Ukraine, Macedonia to cooperate 

The presidents of Ukraine and Macedonia announced plans on June 27 for cooperation on high-tech manufacturing and energy development. The main means of developing the sectors will be via joint ventures between state-owned companies in the two countries, Macedonian President, Branko Crvenkovsky, was quoted as saying by the Interfax News Agency. 
Crvenkovsky was in Kiev on a one-day visit to his counterpart Viktor Yushchenko. The pair met in the morning in one-on-one talks, and later jointly chaired expanded discussions devoted primarily to economic issues. Negotiations produced an agreement for the two countries' high-tech machine-building sectors to share manufacturing techniques and markets via "free trade zones," allowing the companies to trade with one another without paying excise, Yushchenko said at a subsequent press conference. "We need to move to the creation of the joint ventures," Yushchenko said. Delivery to Macedonia of Ukrainian fuel transport systems and hydroelectric technologies was the second sector named by the Yushchenko and Crvenkovsky as a development priority. 
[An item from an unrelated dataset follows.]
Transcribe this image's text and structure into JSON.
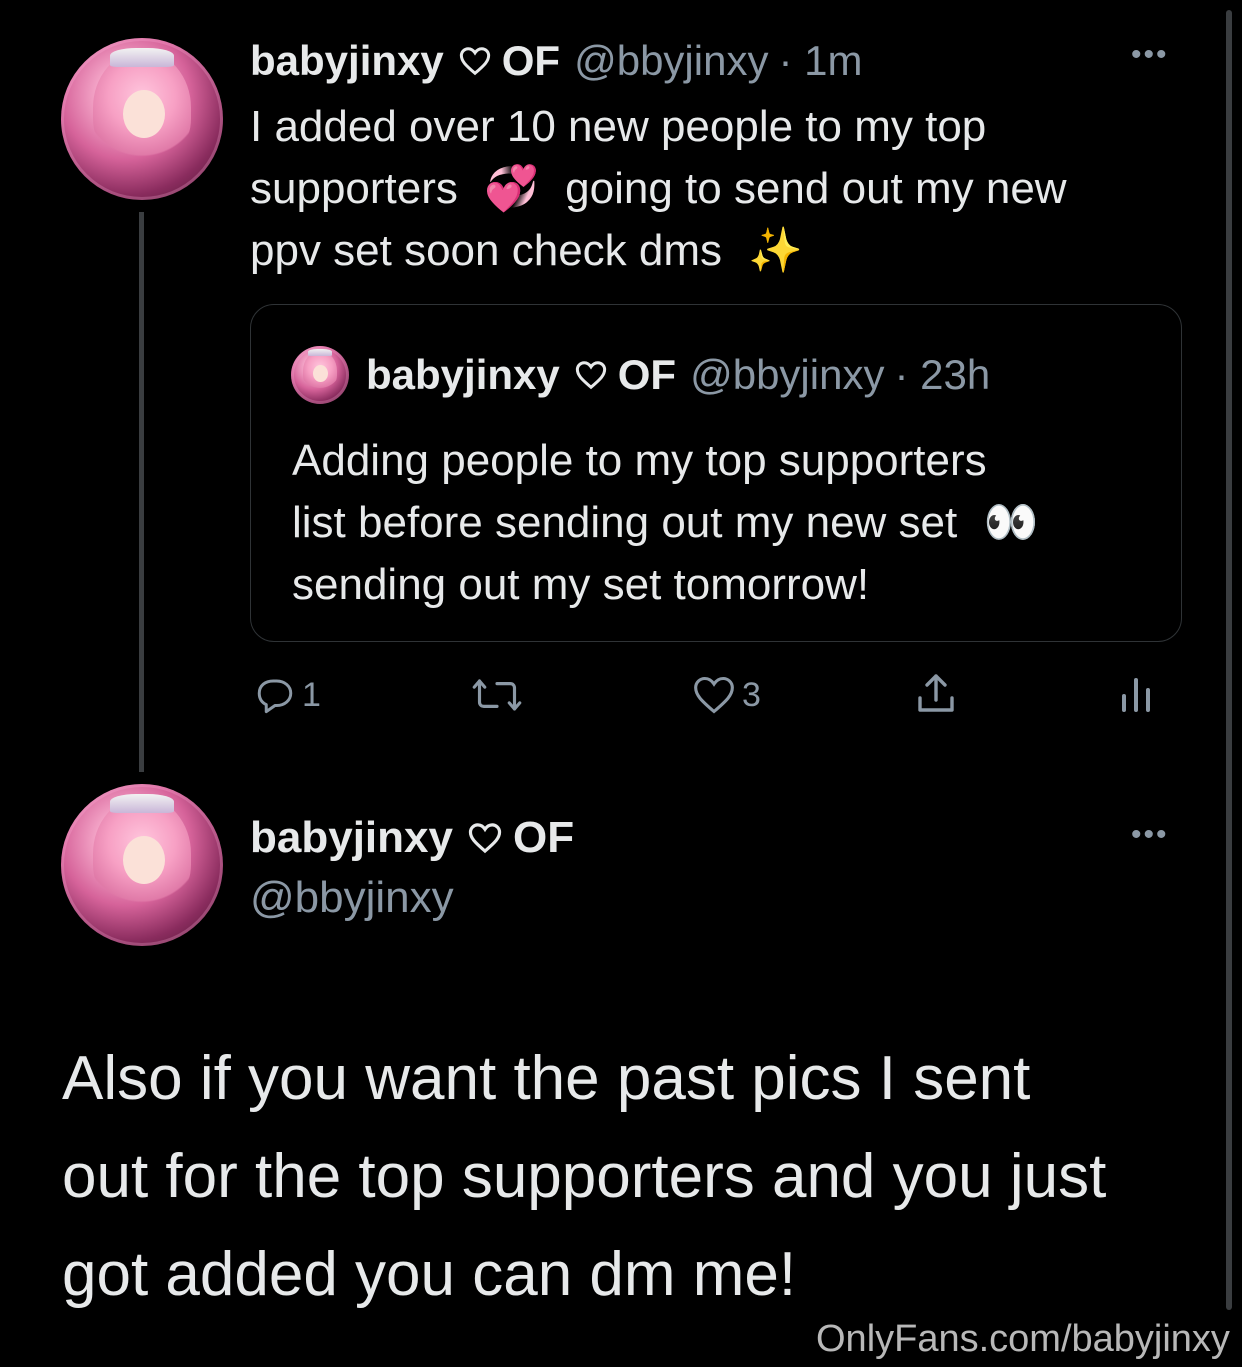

An overhaul of Macedonia's oil and natural gas transport system by Ukrainian pipe-manufacturing and laying companies, plus possible installation of Ukrainian hydroelectric equipment on Macedonia rivers, received special emphasis and would be the topic of multi- departmental talks, Yushchenko said. Besides high tech and energy Ukraine and FYROM hope to intensify cooperation in aerospace manufacturing, and transportation and construction, Cverenkovsky said. The giant Macedonian road-building company, Granit, is the largest foreign rail line builder in Ukraine. Granit's know-how has been critical in allowing the Ukrainian national rail company, Ukrzheleznitsia, to open modern rail service between the capital and the provincial centres of Kharkiv, Dnipropetrovsk. Macedonia also wants to export more medicines to Ukraine in exchange for Ukrainian agricultural technologies and goods, Cverenkovsky said. 
The two presidents also signed protocols committing their countries' governments to a 12-month programme devoted to developing trade. Relations between Ukraine and Macedonia are traditionally good. Ukrainian tanks, attack helicopters, and according to some reports mercenaries assisted Macedonia in the Balkan country's recent conflicts with Albanian separatists.